For this example, we are attempting to merge all CASes that are segments of one original artifact.
This is done by checking the `SourceDocumentInformation` Feature Structure in the CAS to see if its `lastSegment` feature is set to ``true``.
That feature (which is set by the example `SimpleTextSegmenter` discussed previously) marks the CAS as being the last segment of an artifact, so when the CAS Multiplier sees this segment it knows it is time to produce an output CAS.
[source]
----
// get the SourceDocumentInformation FS,
// which indicates the sourceURI of the document
// and whether the incoming CAS is the last segment
FSIterator it = aJCas
.getAnnotationIndex(SourceDocumentInformation.type).iterator();
if (!it.hasNext()) {
throw new RuntimeException("Missing SourceDocumentInformation");
}
SourceDocumentInformation sourceDocInfo =
(SourceDocumentInformation) it.next();
if (sourceDocInfo.getLastSegment()) {
// time to produce an output CAS
// set the document text
mMergedCas.setDocumentText(mDocBuf.toString());
// add source document info to destination CAS
SourceDocumentInformation destSDI =
new SourceDocumentInformation(mMergedCas);
destSDI.setUri(sourceDocInfo.getUri());
destSDI.setOffsetInSource(0);
destSDI.setLastSegment(true);
destSDI.addToIndexes();
mDocBuf = new StringBuffer();
mReadyToOutput = true;
}
----
When it is time to produce an output CAS, the CAS Multiplier makes final updates to the merged CAS (setting the document text and adding a `SourceDocumentInformation` FeatureStructure), and then sets the `mReadyToOutput` field to true.

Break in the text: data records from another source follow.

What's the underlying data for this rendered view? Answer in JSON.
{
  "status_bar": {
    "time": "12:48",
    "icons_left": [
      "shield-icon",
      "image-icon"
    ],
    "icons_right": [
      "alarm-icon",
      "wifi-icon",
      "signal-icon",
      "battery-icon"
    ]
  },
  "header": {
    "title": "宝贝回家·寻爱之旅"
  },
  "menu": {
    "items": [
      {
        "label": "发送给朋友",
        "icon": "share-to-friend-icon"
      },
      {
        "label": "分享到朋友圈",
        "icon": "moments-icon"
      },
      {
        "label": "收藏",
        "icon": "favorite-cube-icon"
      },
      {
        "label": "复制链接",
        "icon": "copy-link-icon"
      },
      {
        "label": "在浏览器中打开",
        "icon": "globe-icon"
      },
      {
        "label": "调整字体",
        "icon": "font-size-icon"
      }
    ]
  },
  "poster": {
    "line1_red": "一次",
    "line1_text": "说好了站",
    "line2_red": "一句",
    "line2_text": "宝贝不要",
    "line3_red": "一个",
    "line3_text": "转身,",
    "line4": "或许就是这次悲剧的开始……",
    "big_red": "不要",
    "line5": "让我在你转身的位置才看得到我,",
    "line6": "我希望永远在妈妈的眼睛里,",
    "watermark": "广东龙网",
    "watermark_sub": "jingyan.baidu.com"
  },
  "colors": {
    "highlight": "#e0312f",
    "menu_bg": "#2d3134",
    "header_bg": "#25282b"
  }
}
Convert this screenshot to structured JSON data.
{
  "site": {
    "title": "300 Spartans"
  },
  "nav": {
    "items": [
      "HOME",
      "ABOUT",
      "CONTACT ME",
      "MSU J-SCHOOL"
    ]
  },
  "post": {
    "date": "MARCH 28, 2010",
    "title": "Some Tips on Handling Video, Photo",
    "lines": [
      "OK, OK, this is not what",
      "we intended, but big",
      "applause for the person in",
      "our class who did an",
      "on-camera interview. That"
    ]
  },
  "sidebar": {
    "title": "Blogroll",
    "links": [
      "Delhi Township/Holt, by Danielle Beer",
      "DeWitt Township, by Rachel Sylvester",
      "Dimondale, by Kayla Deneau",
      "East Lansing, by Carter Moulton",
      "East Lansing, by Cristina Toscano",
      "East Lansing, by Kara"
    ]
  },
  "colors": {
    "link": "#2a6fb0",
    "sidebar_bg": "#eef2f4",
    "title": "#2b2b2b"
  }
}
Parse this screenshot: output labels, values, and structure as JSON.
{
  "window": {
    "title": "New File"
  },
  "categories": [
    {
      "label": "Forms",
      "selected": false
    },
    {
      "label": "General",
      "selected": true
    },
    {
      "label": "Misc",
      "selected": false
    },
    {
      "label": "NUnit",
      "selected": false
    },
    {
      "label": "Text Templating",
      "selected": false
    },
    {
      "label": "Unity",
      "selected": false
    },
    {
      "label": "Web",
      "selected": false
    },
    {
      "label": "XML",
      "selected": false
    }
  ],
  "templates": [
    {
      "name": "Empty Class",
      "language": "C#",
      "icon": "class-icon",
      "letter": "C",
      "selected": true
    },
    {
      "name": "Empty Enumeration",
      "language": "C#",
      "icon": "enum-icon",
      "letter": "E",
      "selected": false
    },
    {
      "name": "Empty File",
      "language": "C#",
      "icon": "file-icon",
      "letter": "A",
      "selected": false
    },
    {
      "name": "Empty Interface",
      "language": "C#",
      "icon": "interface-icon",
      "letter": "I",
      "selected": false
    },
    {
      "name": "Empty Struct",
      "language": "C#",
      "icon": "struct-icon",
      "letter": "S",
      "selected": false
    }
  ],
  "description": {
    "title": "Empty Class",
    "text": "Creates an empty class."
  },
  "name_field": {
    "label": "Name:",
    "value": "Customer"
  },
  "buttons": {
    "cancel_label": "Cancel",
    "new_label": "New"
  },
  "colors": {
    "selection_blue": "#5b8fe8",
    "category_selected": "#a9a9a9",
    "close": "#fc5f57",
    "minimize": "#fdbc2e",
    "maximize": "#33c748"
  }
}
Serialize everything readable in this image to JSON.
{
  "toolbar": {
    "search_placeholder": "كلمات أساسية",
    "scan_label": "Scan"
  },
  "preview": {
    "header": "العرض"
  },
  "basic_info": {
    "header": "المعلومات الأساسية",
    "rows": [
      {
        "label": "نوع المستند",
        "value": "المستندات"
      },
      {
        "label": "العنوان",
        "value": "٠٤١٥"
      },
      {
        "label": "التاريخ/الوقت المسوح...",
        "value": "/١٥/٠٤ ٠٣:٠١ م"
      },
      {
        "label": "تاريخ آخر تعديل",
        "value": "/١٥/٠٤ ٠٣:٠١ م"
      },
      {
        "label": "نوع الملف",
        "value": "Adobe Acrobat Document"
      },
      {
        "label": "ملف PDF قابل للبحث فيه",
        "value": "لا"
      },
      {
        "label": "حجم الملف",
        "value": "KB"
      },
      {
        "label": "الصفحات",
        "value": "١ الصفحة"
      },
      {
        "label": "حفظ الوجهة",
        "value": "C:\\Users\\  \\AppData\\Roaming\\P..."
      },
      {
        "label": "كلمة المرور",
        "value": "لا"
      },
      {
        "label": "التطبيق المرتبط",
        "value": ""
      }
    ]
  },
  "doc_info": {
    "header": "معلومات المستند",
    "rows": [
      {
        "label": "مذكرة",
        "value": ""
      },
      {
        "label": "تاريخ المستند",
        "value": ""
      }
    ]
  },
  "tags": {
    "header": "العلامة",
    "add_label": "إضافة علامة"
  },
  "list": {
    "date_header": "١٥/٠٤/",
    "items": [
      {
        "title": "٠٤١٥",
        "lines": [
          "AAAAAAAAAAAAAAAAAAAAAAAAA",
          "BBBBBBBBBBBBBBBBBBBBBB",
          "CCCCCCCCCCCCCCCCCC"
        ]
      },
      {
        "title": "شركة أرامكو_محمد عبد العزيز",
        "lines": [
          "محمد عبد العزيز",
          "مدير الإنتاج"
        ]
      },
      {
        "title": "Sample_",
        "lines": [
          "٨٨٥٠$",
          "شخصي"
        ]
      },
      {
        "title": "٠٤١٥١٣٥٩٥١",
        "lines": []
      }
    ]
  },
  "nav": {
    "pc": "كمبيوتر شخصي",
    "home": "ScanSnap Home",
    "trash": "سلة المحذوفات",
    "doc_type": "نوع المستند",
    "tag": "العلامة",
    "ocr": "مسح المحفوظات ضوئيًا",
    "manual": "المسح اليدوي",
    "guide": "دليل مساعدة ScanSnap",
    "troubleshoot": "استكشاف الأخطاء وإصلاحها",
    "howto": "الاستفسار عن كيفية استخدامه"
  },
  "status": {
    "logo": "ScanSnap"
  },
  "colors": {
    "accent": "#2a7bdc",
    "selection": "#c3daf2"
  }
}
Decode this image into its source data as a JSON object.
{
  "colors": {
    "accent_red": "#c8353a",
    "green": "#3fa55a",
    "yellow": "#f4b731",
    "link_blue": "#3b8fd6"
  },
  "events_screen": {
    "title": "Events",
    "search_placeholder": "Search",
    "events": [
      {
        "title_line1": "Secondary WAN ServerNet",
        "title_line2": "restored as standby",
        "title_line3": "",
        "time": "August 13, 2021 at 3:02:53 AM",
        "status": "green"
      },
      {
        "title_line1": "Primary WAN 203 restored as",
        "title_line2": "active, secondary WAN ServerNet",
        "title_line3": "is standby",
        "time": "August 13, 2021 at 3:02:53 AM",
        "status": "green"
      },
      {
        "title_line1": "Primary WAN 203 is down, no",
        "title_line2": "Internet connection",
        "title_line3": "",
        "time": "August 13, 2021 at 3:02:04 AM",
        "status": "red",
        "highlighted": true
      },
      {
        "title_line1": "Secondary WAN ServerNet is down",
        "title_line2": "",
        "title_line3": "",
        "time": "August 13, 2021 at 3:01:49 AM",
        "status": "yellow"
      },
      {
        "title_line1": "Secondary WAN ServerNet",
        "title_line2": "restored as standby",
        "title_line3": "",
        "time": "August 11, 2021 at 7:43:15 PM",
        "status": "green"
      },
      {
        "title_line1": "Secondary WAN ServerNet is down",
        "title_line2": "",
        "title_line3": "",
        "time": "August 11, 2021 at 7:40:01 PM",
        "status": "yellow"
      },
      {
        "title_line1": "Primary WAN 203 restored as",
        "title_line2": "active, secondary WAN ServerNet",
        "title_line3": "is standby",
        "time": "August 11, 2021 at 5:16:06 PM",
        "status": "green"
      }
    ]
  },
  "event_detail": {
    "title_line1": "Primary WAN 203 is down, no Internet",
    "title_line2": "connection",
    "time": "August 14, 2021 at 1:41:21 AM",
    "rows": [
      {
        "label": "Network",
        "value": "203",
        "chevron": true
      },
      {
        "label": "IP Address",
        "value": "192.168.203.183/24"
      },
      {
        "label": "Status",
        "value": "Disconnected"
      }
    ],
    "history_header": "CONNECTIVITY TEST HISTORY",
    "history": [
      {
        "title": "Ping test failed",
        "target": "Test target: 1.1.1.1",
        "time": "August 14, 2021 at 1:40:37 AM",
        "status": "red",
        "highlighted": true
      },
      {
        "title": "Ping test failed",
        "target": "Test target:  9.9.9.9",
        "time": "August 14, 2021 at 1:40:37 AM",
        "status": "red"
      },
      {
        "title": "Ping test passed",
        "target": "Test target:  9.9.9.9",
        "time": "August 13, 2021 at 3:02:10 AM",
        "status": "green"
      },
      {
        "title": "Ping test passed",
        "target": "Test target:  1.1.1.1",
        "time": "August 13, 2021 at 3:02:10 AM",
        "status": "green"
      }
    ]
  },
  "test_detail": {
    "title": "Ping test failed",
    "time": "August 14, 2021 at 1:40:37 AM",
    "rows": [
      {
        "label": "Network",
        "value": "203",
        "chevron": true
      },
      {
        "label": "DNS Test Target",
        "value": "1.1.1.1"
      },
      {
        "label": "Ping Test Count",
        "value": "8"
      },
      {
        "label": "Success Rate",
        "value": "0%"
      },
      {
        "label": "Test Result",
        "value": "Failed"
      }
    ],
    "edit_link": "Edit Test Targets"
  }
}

This field is then used in the `hasNext` and `next` methods.
[[ugr.tug.cm.example_cas_merger.hasnext_and_next]]
==== HasNext and Next Methods
These methods are relatively simple:
[source]
----
public boolean hasNext() throws AnalysisEngineProcessException {
return mReadyToOutput;
}
public AbstractCas next() throws AnalysisEngineProcessException {
if (!mReadyToOutput) {
throw new RuntimeException("No next CAS");
}
JCas casToReturn = mMergedCas;
mMergedCas = null;
mReadyToOutput = false;
return casToReturn;
}
----
When the merged CAS is ready to be output, `hasNext` will return true, and `next` will return the merged CAS, taking care to set the `mMergedCas` field to `null` so that the next call to `process` will start with a fresh CAS.
[[ugr.tug.cm.using_the_simple_text_merger_in_an_aggregate_ae]]
=== Using the SimpleTextMerger in an Aggregate Analysis Engine
// <titleabbrev>SimpleTextMerger in an Aggregate</titleabbrev>
An example descriptor for an Aggregate Analysis Engine that uses the `SimpleTextMerger` is provided in ``examples/descriptors/cas_multiplier/Segment_Annotate_Merge_AE.xml``.
This Aggregate first runs the `SimpleTextSegmenter` example to break a large document into segments.
It then runs each segment through the example tokenizer and name recognizer annotators.
Finally it runs the `SimpleTextMerger` to reassemble the segments back into one CAS.
The `Name` annotations are copied to the final merged CAS but the `Token` annotations are not.
This example illustrates how you can break large artifacts into pieces for more efficient processing and then reassemble a single output CAS containing only the results most useful to the application.
Intermediate results such as tokens, which may consume a lot of space, need not be retained over the entire input artifact.
The intermediate segments are dropped and are never output from the Aggregate Analysis Engine.
This is done by configuring the Fixed Flow Controller as described in <<ugr.tug.cm.cm_and_fc>>, above.
Try running this Analysis Engine in the Document Analyzer tool with a large text file as input, to see that it outputs just one CAS per input file, and that the final CAS contains only the `Name` annotations.